Verdes apresentam as primeiras propostas de alteração ao OE2021

Entre as respostas que os ecologistas defendem para Portugal, está a “reposição de consultas e horários nas unidades de cuidados de saúde primários, a distribuição gratuita de máscaras sociais e a dedução em sede de IRS, do valor de Máscaras de proteção respiratória, viseiras e gel desinfetante cutâneo, sendo consideradas como despesas de saúde”.

Manuel de Almeida/LUSA

O partido ecologista “Os Verdes” (PEV) divulgou esta quinta-feira, 29 de outubro, as primeiras alterações ao Orçamento do Estado (OE) para 2021 e entre as áreas em destaque está a saúde, o ambiente, bem estar animal, as empresas e os desempregados.

Em comunicado, o partido explica que “após a aprovação na generalidade do OE23021, o PEV apresenta um conjunto de propostas de alteração que levará à discussão, em sede de especialidade, dando corpo à sua afirmação de abertura para que as preocupações dos Verdes possam contribuir para um OE menos insuficiente nas respostas aos problemas que o País vive”.

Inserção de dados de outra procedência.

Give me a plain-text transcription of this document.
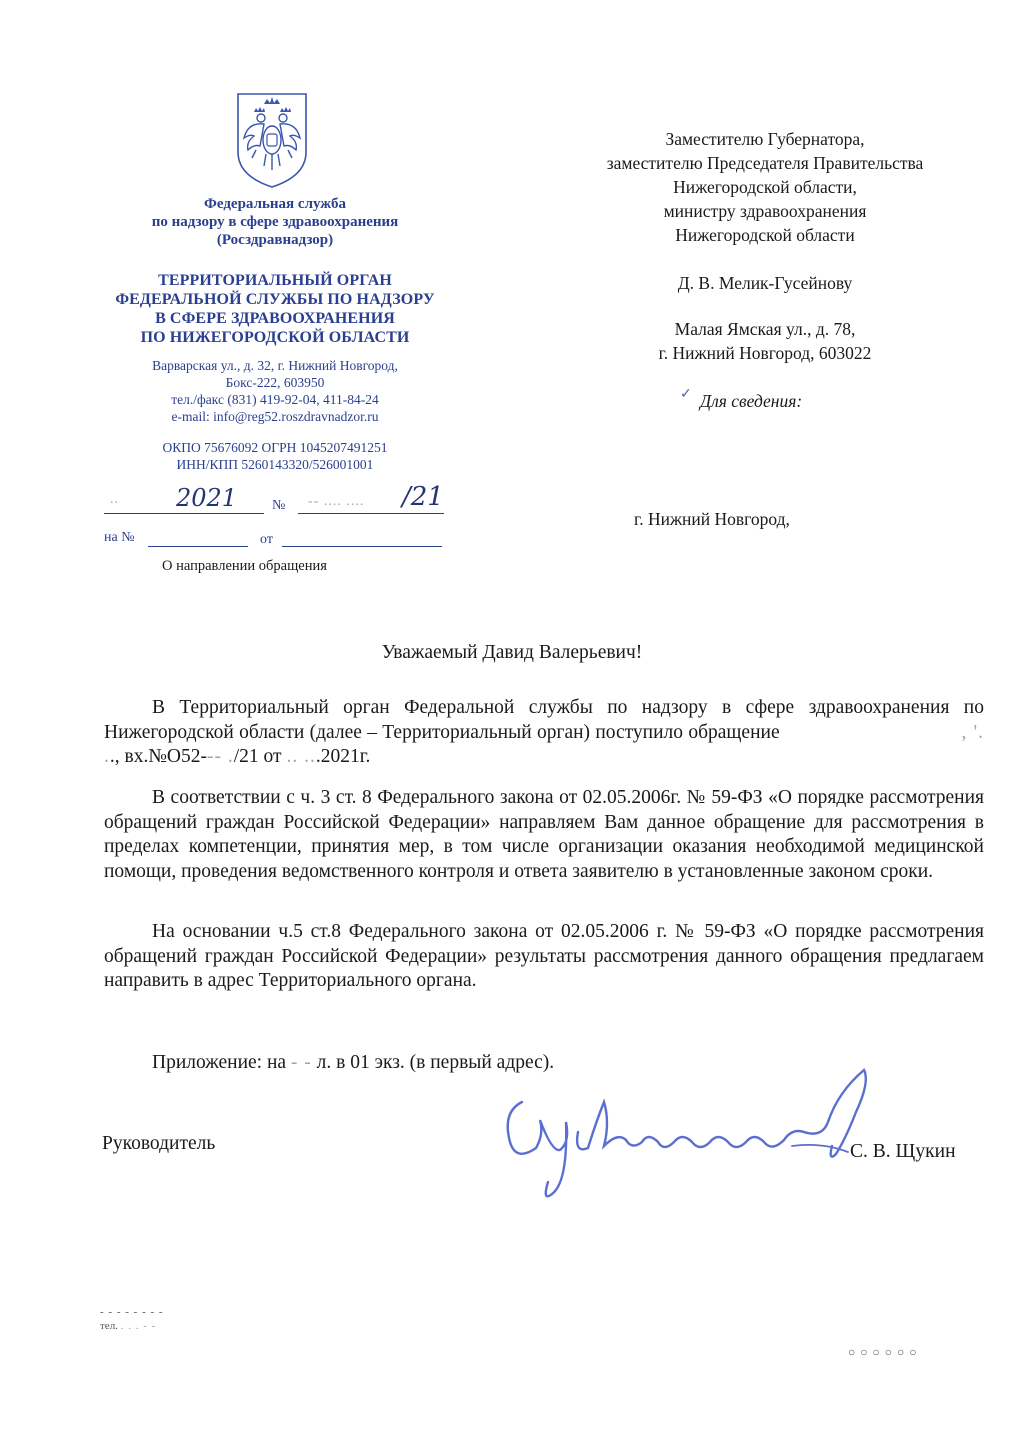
Федеральная служба
по надзору в сфере здравоохранения
(Росздравнадзор)
ТЕРРИТОРИАЛЬНЫЙ ОРГАН
ФЕДЕРАЛЬНОЙ СЛУЖБЫ ПО НАДЗОРУ
В СФЕРЕ ЗДРАВООХРАНЕНИЯ
ПО НИЖЕГОРОДСКОЙ ОБЛАСТИ
Варварская ул., д. 32, г. Нижний Новгород,
Бокс-222, 603950
тел./факс (831) 419-92-04, 411-84-24
e-mail: info@reg52.roszdravnadzor.ru
ОКПО 75676092 ОГРН 1045207491251
ИНН/КПП 5260143320/526001001
.. 2021 № -- .... .... /21
на №	от
О направлении обращения
Заместителю Губернатора,
заместителю Председателя Правительства
Нижегородской области,
министру здравоохранения
Нижегородской области
Д. В. Мелик-Гусейнову
Малая Ямская ул., д. 78,
г. Нижний Новгород, 603022
✓ Для сведения:
г. Нижний Новгород,
Уважаемый Давид Валерьевич!
В Территориальный орган Федеральной службы по надзору в сфере здравоохранения по Нижегородской области (далее – Территориальный орган) поступило обращение                             , '. .., вх.№О52--- ./21 от .. ...2021г.
В соответствии с ч. 3 ст. 8 Федерального закона от 02.05.2006г. № 59-ФЗ «О порядке рассмотрения обращений граждан Российской Федерации» направляем Вам данное обращение для рассмотрения в пределах компетенции, принятия мер, в том числе организации оказания необходимой медицинской помощи, проведения ведомственного контроля и ответа заявителю в установленные законом сроки.
На основании ч.5 ст.8 Федерального закона от 02.05.2006 г. № 59-ФЗ «О порядке рассмотрения обращений граждан Российской Федерации» результаты рассмотрения данного обращения предлагаем направить в адрес Территориального органа.
Приложение: на - - л. в 01 экз. (в первый адрес).
Руководитель	С. В. Щукин
- - - - - - - -
тел. . . . - -
○ ○ ○ ○ ○ ○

Entre as respostas que os ecologistas defendem para Portugal, está a “reposição de consultas e horários nas unidades de cuidados de saúde primários, a distribuição gratuita de máscaras sociais e a dedução em sede de IRS, do valor de Máscaras de proteção respiratória, viseiras e gel desinfetante cutâneo, sendo consideradas como despesas de saúde”.

Na vertente ambiental, o PEV pretende que seja feita uma avaliação estratégica para “melhores opções ao nível aeroportuário” e a elaboração de um plano ferroviário nacional. Nesta área, os ecologistas pedem ainda o “reforço de meios humanos para a conservação da natureza e da biodiversidade: com 25 assistentes operacionais, 25 técnicos superiores, 30 vigilantes da natureza”, mas também a criação de um “programa de remoção de amianto”.

No OE 2021 , Os Verdes  acredita na aposta da “criação de um fundo de tesouraria para micro e pequenas empresas, no reforço dos apoios à agricultura familiar, no direito das pessoas desempregadas a passe social gratuito e no apoio à deslocalização de docentes”. Nas alterações do PEV os animais não ficam para trás e como tal é pedido “apoio à esterilização nas associações zoófilas”.

A 28 de outubro o OE 2021 foi aprovado na generalidade com empurrão do PEV que absteve-se em conjunto com o PAN e PCP. Apesar de não terem votado contra o Orçamento, o deputado ecologista José Luís Ferreira insistiu que a proposta do Governo “está longe de responder aos problemas que persistem no país e que os Portugueses continuam a sentir”.

“Esta abstenção e a postura de abertura agora manifestada pelos Verdes, tem um propósito muito claro, dar mais uma oportunidade ao PS para também assumir uma postura de abertura para outras preocupações dos Verdes, e que foram mais do que identificadas, durante esta discussão”, frisou José Luís Ferreira.